KM-201c · Module 1

Chunking and Embedding Strategy: How Structure Determines Retrieval Quality

5 min read

Chunking is the process of dividing knowledge base documents into the segments that will be indexed and retrieved. It is the most commonly underestimated technical decision in RAG implementation, and the one with the highest impact on retrieval quality. The retrieval system does not retrieve documents — it retrieves chunks. If the chunks are too large, the retrieved context contains a lot of irrelevant material that dilutes the answer. If the chunks are too small, the retrieved context lacks the context needed to synthesize a complete answer. If chunks cut across concept boundaries, the retrieved material is internally incoherent.

The wrong default is fixed-size chunking: divide every document into chunks of exactly N tokens regardless of document structure. This is the simplest implementation and reliably produces poor retrieval quality. A 500-token chunk cut in the middle of a multi-step procedure retrieves half a procedure and half of the next section. A 500-token chunk that spans a section boundary mixes two unrelated concepts in the same vector embedding, making it a confusing retrieval result for either topic.

Structure-Aware Chunking Use the document's own structure to define chunk boundaries. Headers define section boundaries — each section becomes a chunk. Numbered steps define step boundaries — each step (with its parent section for context) becomes a chunk. Paragraphs define paragraph boundaries for prose documents. Structure-aware chunking requires parsing the document format but produces chunks that are internally coherent because they respect the author's own organizational structure.
Semantic Chunking For documents without clear structural markers, use a semantic segmentation algorithm that identifies topic shifts in the text and creates chunk boundaries at topic transitions. This is more computationally expensive than structure-aware chunking but produces better results on unstructured documents. The current best implementations use embedding similarity between consecutive sentences — a drop in similarity signals a topic transition.
Chunk Overlap Strategy Add a small overlap between adjacent chunks (10–15% of chunk size).
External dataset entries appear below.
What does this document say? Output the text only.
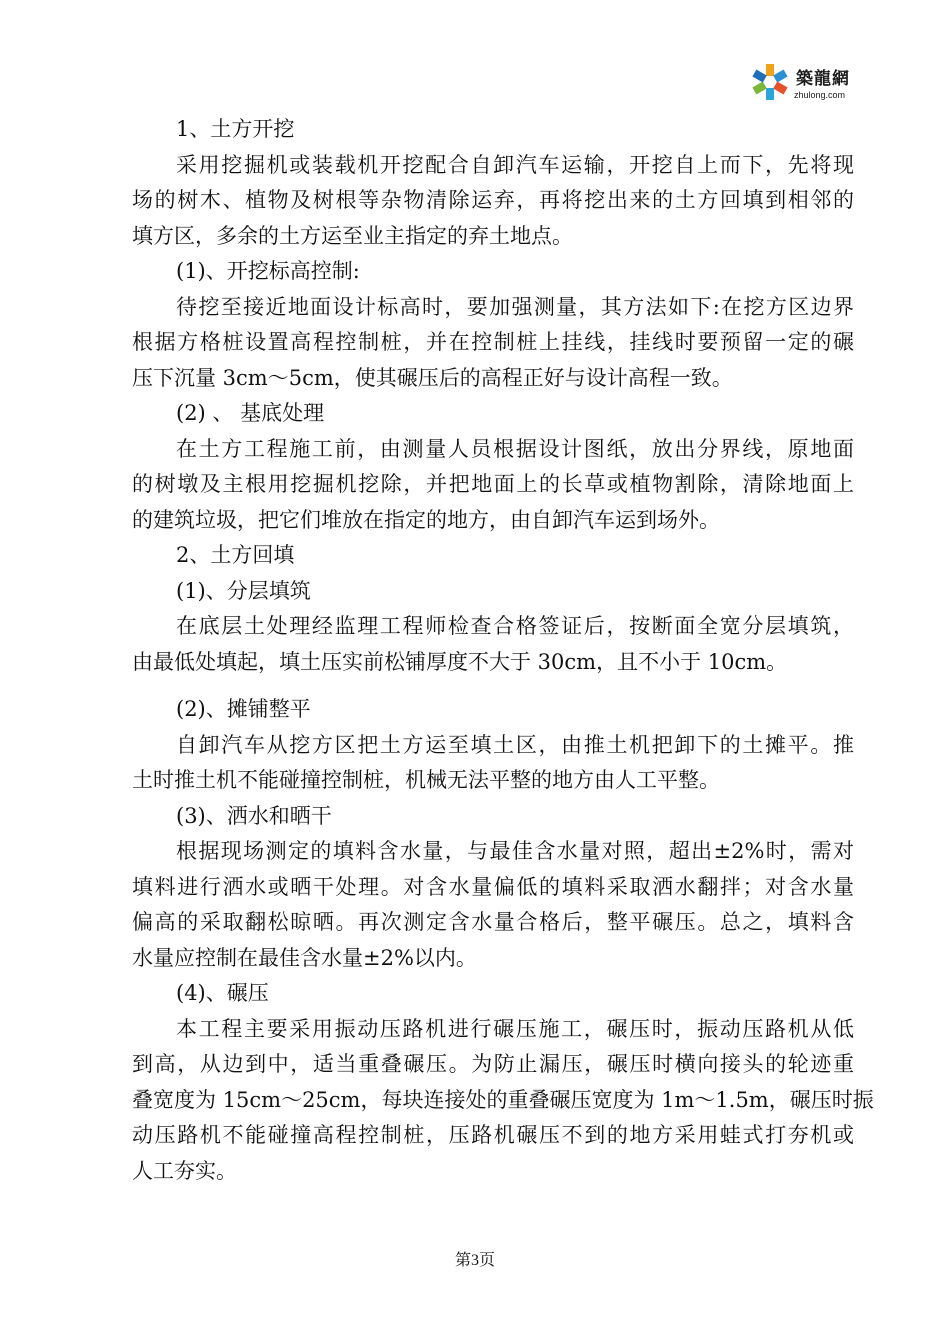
築龍網
zhulong.com
1、土方开挖
采用挖掘机或装载机开挖配合自卸汽车运输，开挖自上而下，先将现
场的树木、植物及树根等杂物清除运弃，再将挖出来的土方回填到相邻的
填方区，多余的土方运至业主指定的弃土地点。
(1)、开挖标高控制:
待挖至接近地面设计标高时，要加强测量，其方法如下:在挖方区边界
根据方格桩设置高程控制桩，并在控制桩上挂线，挂线时要预留一定的碾
压下沉量 3cm～5cm，使其碾压后的高程正好与设计高程一致。
(2) 、 基底处理
在土方工程施工前，由测量人员根据设计图纸，放出分界线，原地面
的树墩及主根用挖掘机挖除，并把地面上的长草或植物割除，清除地面上
的建筑垃圾，把它们堆放在指定的地方，由自卸汽车运到场外。
2、土方回填
(1)、分层填筑
在底层土处理经监理工程师检查合格签证后，按断面全宽分层填筑，
由最低处填起，填土压实前松铺厚度不大于 30cm，且不小于 10cm。
(2)、摊铺整平
自卸汽车从挖方区把土方运至填土区，由推土机把卸下的土摊平。推
土时推土机不能碰撞控制桩，机械无法平整的地方由人工平整。
(3)、洒水和晒干
根据现场测定的填料含水量，与最佳含水量对照，超出±2%时，需对
填料进行洒水或晒干处理。对含水量偏低的填料采取洒水翻拌；对含水量
偏高的采取翻松晾晒。再次测定含水量合格后，整平碾压。总之，填料含
水量应控制在最佳含水量±2%以内。
(4)、碾压
本工程主要采用振动压路机进行碾压施工，碾压时，振动压路机从低
到高，从边到中，适当重叠碾压。为防止漏压，碾压时横向接头的轮迹重
叠宽度为 15cm～25cm，每块连接处的重叠碾压宽度为 1m～1.5m，碾压时振
动压路机不能碰撞高程控制桩，压路机碾压不到的地方采用蛙式打夯机或
人工夯实。
第3页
If chunk N ends at sentence X, chunk N+1 begins at sentence X-2. This handles the case where a query is most relevant to content that spans a chunk boundary — the overlap ensures that both chunks contain the bridging content and either can be retrieved as a relevant result.
Metadata Inheritance Every chunk inherits the metadata of its parent document: title, owner, category, review date, audience, document type. This is not optional — it is required for filtered retrieval. A chunk without metadata can only be retrieved by content similarity. A chunk with metadata can be retrieved by similarity within a filtered set (only chunks from this category, only chunks from documents reviewed in the past 90 days). Metadata filtering dramatically improves retrieval precision.
Embedding Model Selection The embedding model determines how concepts are represented in vector space. Domain-specific embedding models outperform general-purpose models on domain-specific retrieval tasks. For enterprise knowledge bases with significant technical or domain-specific vocabulary, evaluate domain-specific embedding models against the general-purpose options on a representative test set before committing to a production index.
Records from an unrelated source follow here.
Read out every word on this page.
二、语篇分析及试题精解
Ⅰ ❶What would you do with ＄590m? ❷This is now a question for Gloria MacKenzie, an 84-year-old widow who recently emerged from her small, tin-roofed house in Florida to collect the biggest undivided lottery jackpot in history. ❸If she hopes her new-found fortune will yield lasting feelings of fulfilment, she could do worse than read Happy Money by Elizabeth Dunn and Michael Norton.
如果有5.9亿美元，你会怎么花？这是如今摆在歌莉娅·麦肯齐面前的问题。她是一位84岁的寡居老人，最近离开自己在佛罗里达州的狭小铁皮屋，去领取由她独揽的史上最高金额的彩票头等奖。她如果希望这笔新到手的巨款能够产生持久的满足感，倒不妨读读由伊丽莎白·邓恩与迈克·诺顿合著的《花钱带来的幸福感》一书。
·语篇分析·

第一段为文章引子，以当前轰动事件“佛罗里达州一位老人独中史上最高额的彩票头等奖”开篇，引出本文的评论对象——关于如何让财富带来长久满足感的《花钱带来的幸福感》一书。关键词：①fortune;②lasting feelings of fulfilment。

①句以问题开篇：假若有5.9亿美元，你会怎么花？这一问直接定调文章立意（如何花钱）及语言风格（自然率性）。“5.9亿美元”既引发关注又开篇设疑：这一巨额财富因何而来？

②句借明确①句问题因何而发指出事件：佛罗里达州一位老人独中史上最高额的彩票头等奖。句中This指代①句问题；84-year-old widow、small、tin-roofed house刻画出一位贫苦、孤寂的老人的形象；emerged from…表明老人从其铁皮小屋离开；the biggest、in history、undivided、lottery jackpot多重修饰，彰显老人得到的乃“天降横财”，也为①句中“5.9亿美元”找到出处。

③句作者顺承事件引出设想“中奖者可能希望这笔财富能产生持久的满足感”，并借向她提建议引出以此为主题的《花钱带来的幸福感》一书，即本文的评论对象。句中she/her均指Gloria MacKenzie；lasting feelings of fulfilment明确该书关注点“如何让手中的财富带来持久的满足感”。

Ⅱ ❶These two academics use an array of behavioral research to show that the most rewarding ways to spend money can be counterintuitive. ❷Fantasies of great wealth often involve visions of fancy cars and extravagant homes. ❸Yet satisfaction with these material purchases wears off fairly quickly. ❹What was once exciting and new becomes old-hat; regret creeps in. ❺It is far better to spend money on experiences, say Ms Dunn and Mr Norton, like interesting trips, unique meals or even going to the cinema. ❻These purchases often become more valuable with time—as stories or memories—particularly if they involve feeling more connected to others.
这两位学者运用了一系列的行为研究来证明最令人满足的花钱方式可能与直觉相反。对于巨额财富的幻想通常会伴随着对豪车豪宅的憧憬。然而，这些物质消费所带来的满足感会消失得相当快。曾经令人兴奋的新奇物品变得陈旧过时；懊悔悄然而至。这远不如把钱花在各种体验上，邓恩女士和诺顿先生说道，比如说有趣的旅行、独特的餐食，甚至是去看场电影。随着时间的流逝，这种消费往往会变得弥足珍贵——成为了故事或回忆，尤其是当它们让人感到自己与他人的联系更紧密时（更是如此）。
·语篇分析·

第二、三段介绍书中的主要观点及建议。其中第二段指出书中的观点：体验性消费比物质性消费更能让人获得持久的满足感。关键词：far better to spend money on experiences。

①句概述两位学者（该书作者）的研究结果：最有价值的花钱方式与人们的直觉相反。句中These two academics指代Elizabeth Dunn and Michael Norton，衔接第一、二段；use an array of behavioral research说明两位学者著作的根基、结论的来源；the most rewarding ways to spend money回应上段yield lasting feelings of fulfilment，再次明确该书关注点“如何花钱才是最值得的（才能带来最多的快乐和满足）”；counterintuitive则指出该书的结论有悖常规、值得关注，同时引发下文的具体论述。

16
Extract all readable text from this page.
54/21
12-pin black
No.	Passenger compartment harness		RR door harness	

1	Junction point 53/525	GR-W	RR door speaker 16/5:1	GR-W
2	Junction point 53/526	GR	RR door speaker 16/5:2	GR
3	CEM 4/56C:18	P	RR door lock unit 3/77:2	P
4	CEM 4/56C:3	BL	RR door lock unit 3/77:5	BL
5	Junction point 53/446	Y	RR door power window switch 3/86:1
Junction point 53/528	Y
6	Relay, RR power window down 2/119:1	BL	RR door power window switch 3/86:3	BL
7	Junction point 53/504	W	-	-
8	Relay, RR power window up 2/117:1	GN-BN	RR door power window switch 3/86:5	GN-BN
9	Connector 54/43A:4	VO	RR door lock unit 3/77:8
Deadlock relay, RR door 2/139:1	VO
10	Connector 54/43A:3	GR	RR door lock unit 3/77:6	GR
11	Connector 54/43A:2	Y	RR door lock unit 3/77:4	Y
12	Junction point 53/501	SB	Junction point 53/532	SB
The index architecture determines what retrieval patterns are possible. A flat vector index supports similarity search but not structured filtering. A hybrid index supports both similarity search and metadata filtering — the standard requirement for enterprise knowledge retrieval. A graph-augmented index supports relationship traversal — find all documents related to this decision record, including the procedures that implement the decision and the policies that the decision complied with.

Index maintenance is a continuous process, not a one-time task. Every time a document is updated, the chunks derived from that document must be re-embedded and the old chunks must be removed from the index. Every time a document is deprecated, its chunks must be removed or flagged as deprecated in the index. An index containing stale chunks from deprecated documents will surface outdated information in retrieval results — the classic garbage-in, garbage-out failure mode in RAG systems.